Our first build was the obvious one: a fleet of AI agents reading the drawings and making the call. It made a great demo. But an AI left to make the final call can be confidently wrong, and a confident guess has no place in a real bid. That gap is where the real project began.
So we kept experimenting — several different architectures, each dividing the work between AI and code a little differently. They all drifted toward the same answer: the AI couldn't be the one deciding. That route is what became the engine we build today.
So we inverted it. The AI got one narrow, swappable job — find the candidate words on the page. Nothing more.
The verdict moved to logic: tens of thousands of auditable rules that decide what those words actually prove. Same inputs, same answer — every time.
Every line in a bid is a claim about the page. Now each one carries the burden of proof — no claims stand unless the drawing or domain knowledge backs it up.
Insulation is the first trade we've taken all the way — the same loop earns every feature that follows:
Every line is a claim — a location, a material, a thickness, an R-value. The engine checks each one against the drawings' own words. All confirmed → "Plan basis found." Only some → "Likely." Nothing → an honest "No basis found." Click a red layer to see its cited evidence.
When the engine confirms a line, it doesn't just say "supported" — it shows the exact words on the exact sheet that prove it: "R-21 BATT INSULATION (UNFACED)", quoted from sheet A-502. No citation, no claim.
We treat every line like a statistical test — and a test can err two ways: claim support that isn't there (a false positive), or miss support that is (a false negative). We deliberately tuned for precision first: drive false positives to zero, even at the cost of a few honest "needs review"s. A tool that lies quietly is dangerous; one that admits doubt, you can trust.

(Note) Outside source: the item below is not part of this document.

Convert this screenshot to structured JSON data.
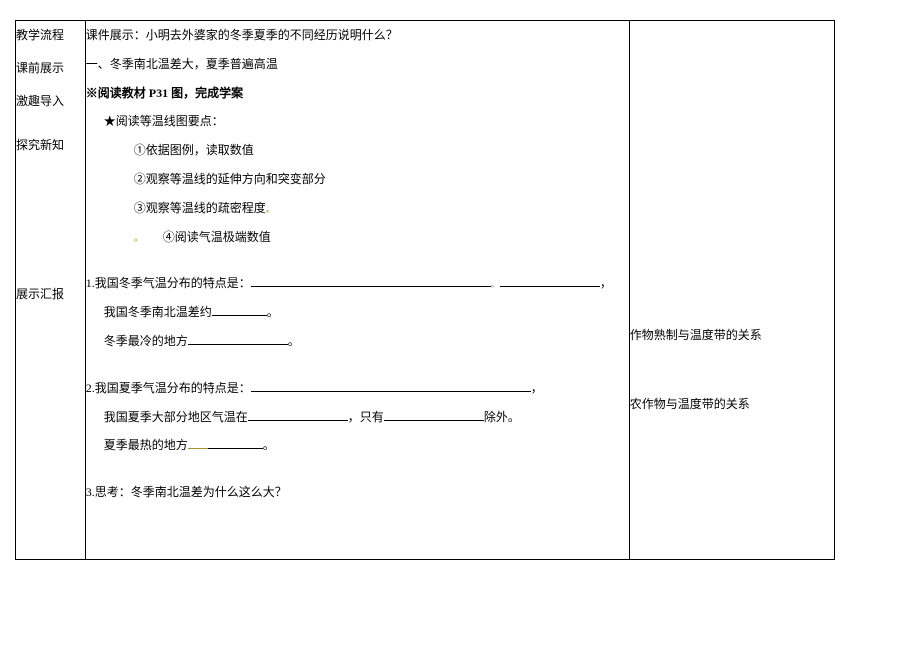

Every guard closes a specific way the tool could be fooled — traced to a real project, version-controlled, and tested. A few:
Zero fabricated evidence across 35 independently-audited projects, end-to-end. Of 1,610 takeoff lines, 751 are plan-grounded (~47%) — each re-grounds against the drawings' own words under strict coherence guards, and post-reconcile drops none; the rest are honest gaps, never guesses (see the limits). And it doesn't just stay quiet when unsure: on one job it flagged 11 real conflicts — e.g. the plans call for R-13 where the bid used R-11.
Trust means owning your limits — and every gap is a row the engine refused to guess, reported as "basis not confirmed," never a made-up number.

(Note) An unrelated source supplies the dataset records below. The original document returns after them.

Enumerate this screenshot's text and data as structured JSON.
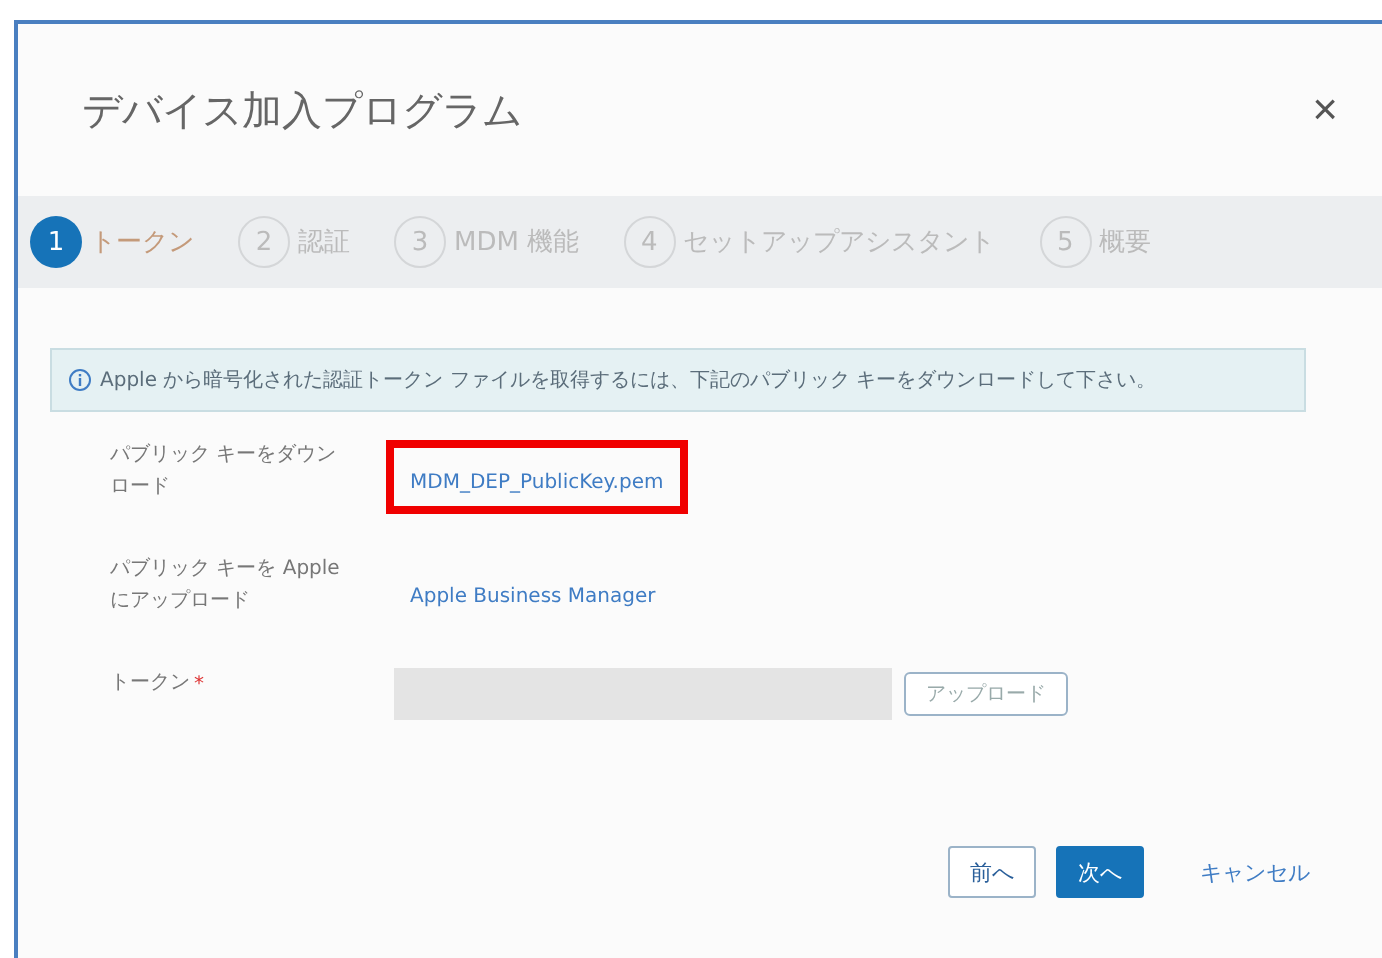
{
  "dialog": {
    "title": "デバイス加入プログラム",
    "close": "×"
  },
  "steps": [
    {
      "number": "1",
      "label": "トークン",
      "selected": true
    },
    {
      "number": "2",
      "label": "認証",
      "selected": false
    },
    {
      "number": "3",
      "label": "MDM 機能",
      "selected": false
    },
    {
      "number": "4",
      "label": "セットアップアシスタント",
      "selected": false
    },
    {
      "number": "5",
      "label": "概要",
      "selected": false
    }
  ],
  "info": "Apple から暗号化された認証トークン ファイルを取得するには、下記のパブリック キーをダウンロードして下さい。",
  "fields": [
    {
      "kind": "link",
      "label": "パブリック キーをダウンロード",
      "value": "MDM_DEP_PublicKey.pem",
      "highlighted": true
    },
    {
      "kind": "link",
      "label": "パブリック キーを Apple にアップロード",
      "value": "Apple Business Manager",
      "highlighted": false
    },
    {
      "kind": "upload",
      "label": "トークン",
      "required_mark": "*",
      "button": "アップロード"
    }
  ],
  "buttons": [
    {
      "label": "前へ",
      "kind": "secondary"
    },
    {
      "label": "次へ",
      "kind": "primary"
    },
    {
      "label": "キャンセル",
      "kind": "link"
    }
  ]
}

Corridor, demising and interior partition walls whose insulation spec lives only in a schedule-cell image the text layer can't read — 62% of everything not yet grounded is this one case.

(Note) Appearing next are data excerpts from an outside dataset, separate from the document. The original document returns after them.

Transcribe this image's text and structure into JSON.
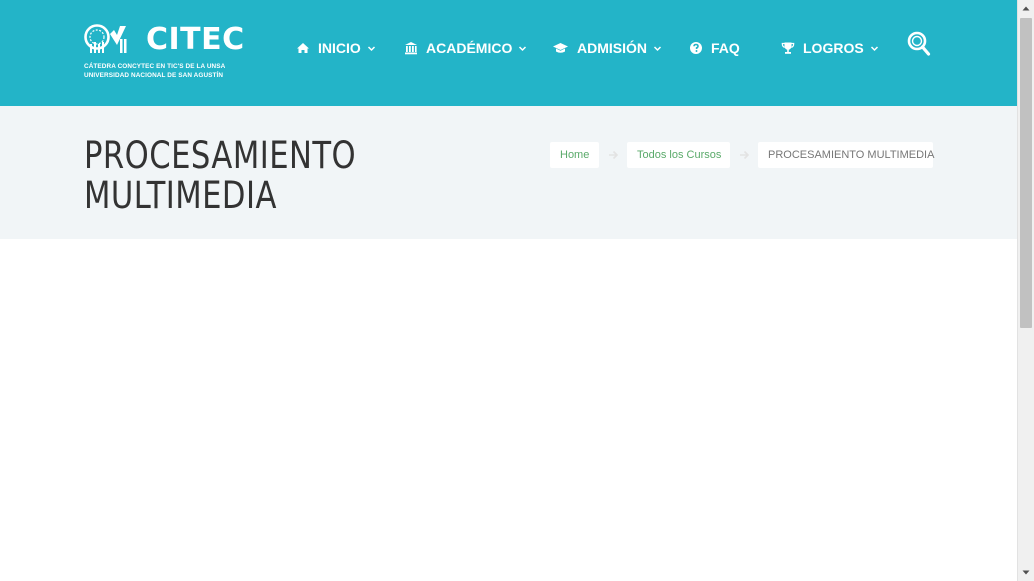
{
  "theme": {
    "brand": "#23b4c8",
    "title_band": "#f1f5f7",
    "crumb_link": "#5aaa6a"
  },
  "logo": {
    "name": "CITEC",
    "line1": "CÁTEDRA CONCYTEC EN TIC'S DE LA UNSA",
    "line2": "UNIVERSIDAD NACIONAL DE SAN AGUSTÍN"
  },
  "nav": {
    "items": [
      {
        "label": "INICIO",
        "icon": "home-icon",
        "dropdown": true
      },
      {
        "label": "ACADÉMICO",
        "icon": "university-icon",
        "dropdown": true
      },
      {
        "label": "ADMISIÓN",
        "icon": "graduation-cap-icon",
        "dropdown": true
      },
      {
        "label": "FAQ",
        "icon": "question-circle-icon",
        "dropdown": false
      },
      {
        "label": "LOGROS",
        "icon": "trophy-icon",
        "dropdown": true
      }
    ],
    "search_icon": "search-icon"
  },
  "page": {
    "title_line1": "PROCESAMIENTO",
    "title_line2": "MULTIMEDIA"
  },
  "breadcrumb": {
    "items": [
      "Home",
      "Todos los Cursos",
      "PROCESAMIENTO MULTIMEDIA"
    ],
    "separator_icon": "arrow-right-icon"
  }
}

• Image-only drawings. Scanned or flattened sheets with no text layer — honest "no evidence." (OCR on the roadmap.)
• Estimator-only codes. Workbook codes that never appear on the plans — flagged, not invented.
• The fix is retrieval, not a bigger AI. We measured it — the model barely matters. Every lever is better reading of the plans.
The logic carries the system. The AI never makes the call — it only helps locate words on the page, and every verdict is decided by deterministic code we wrote, test, and own. So we tested it: change the model, cheap to premium, same answers every time. The intelligence is in the pipeline, not the AI — proof the logic, not the model, does the real work.
Every role a software company hires a whole team for — covered by two people in about three weeks. Over 100,000 lines of code: designed, built, tested, and deployed, end to end.
We searched the market: Togal, Kreo and Beam all race to measure drawings faster, then leave a person to QA the result. Not one publicly offers what we built — a system held to zero false evidence, that proves every line against the plans and refuses to fabricate. We went looking for another tool built that way. We didn't find one.
The engine does the line-by-line cross-checking, so a reviewer isn't combing the plans by hand — and bids move out the door faster. Every part of it is laying the foundation for the north star: a guided takeoff builder that assists estimating end to end.
The foundation for a dependable estimation engine — proven across real projects, audited many ways, and set up to carry every product the platform builds next.